Sunday, June 1, 2008

Storms, Waterfalls, and Indy

Today I returned to the pulpit after being off last Sunday for a week of Continuing Education in Minneapolis. I vaguely remember preparing the bulletin on Wednesday of this week, noting that Matthew 7:21-29 was the Gospel Reading from the Lectionary. The story of the wise man who built his house on a rock and the foolish man who built his house on sand, and then both were hit by storms. The foolish man's house fell-- "and great was its fall!" When I came back to the Scripture on Friday, I was a little unnerved at the prospect of preaching this passage after Kearney and the Gibbon area was hit by F1 and F2 tornadoes the very day before. Hmmm.

This afternoon, my family and I went to a matinee to see the latest installment of the Indiana Jones series of movies. We all love Indy. I was in high school when Indy made his debut on the big screen and I learned about the Ark of the Covenant. Of course, Indy hadn't sported that nifty hat and whip in all of my daughter's 14 years on this earth, and yet she has come to appreciate his adventures with pure delight. And so we shared the adventure again, delighting at the ridiculous stunts and scrapes with death that Indy faced, now in his 60s, but with no less style and confidence. Halfway through the movie, I remembered that today was the 24th anniversary of Sandie's death, a woman who was like a mother to me, whom I absolutely adored, who died within four months of being diagnosed with melanoma at the age of 39. Wow.

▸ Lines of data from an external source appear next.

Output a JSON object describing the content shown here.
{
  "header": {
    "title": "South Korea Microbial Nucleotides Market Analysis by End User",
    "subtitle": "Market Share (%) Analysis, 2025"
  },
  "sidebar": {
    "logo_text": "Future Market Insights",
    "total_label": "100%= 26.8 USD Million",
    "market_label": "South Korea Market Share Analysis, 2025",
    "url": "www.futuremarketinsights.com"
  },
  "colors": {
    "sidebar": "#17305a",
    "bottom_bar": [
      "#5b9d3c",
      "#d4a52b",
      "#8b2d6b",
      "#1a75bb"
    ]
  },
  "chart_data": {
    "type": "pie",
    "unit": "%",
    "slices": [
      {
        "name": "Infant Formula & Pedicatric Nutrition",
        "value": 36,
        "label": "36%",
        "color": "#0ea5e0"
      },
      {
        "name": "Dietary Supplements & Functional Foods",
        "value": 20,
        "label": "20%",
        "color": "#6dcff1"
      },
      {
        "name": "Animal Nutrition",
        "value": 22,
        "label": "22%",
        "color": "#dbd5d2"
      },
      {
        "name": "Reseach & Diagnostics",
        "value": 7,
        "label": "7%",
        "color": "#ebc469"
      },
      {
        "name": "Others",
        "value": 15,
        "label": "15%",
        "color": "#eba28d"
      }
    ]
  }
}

Five days before her death, my family and I visited Sandie and her family at her home in the Hudson River Valley of New York. Sandie herself was not feeling well at the time, but was able to move around the house and communicate with brief snippets of conversation here and there. For the most part, however, she didn't speak much, and being only 18 myself and very afraid for her, I agonized over the lack of communication.

To give us all a respite from the house and talk of illness, we all went out that weekend to see the then-newly released film, "Indiana Jones and the Temple of Doom." (Whose idea was THAT??) During the scene where the blond love-interest of Indy's was set up to be sacrificed in a pit of fire, I think I stopped breathing. She dangled in a cage, strapped in, being dropped toward the fire, then pulled back up, dropped again, pulled back up-- as Indy fought the bad guys up top and kept trying to get back to save her. Of course we knew he would, but.... I watched that woman dangle above death, be snatched away, only to be dropped again, I found myself begging the Powers That Be or Whomever, to spare her life. Please let her live, I kept silently pleading, only occasionally remembering to breathe. I was sure that Sandie, who sat two seats away from me, was getting the references to death, and I was sure she, too, must be suffering through this agonizing ordeal. Finally, of course, Indy beats up all the bad guys and saves the girl once again from the fires of death. Whew. Thank God.

On leaving the theatre, I took a deep breath and tried to act calm as I put my shaking hand on Sandie's shoulder and joked lightly, "Some movie, eh?"
Sandie's face lit up with pure joy. "I LOVED it! That was great!!" and she actually laughed for the first time all weekend.

I didn't know that when I said goodbye to Sandie that weekend, when we hugged and exchanged "I love you"s that it would be our last. I was in complete denial that she was in that much danger, or maybe I really didn't know. I can't remember. I just know that four days later, when I learned of her death, I was devastated as if I'd lost my own parent.

Today, watching Indy kick and punch and survive going over three waterfalls, among other impossible things, and once again come out the hero in the end, I felt teary. But it was bittersweet. I remembered the first three adventures I had with Indy, the second one being much too intense and dramatic and therefore memorable, forever etched in my heart. I was grateful for that memory of Snake Surprise, Eyeball Soup and Monkey Brains-- the dinner fare before the human sacrifice, that gave Sandie, at least, a respite from Reality and Illness and Suffering for a good two hours. I don't care if the movie company is playing on my nostalgia to get me to buy a ticket to see a Senior Citizen whip-snapping, fedora-bearing Indiana defy death a thousand times in an hour. It worked. It was a gift, to remember, to give thanks, and to re-live the gift of being taken to exotic, impossible places with him to forget about Life for awhile. Thanks, Indy.

You would like this one, Sandie. See ya later.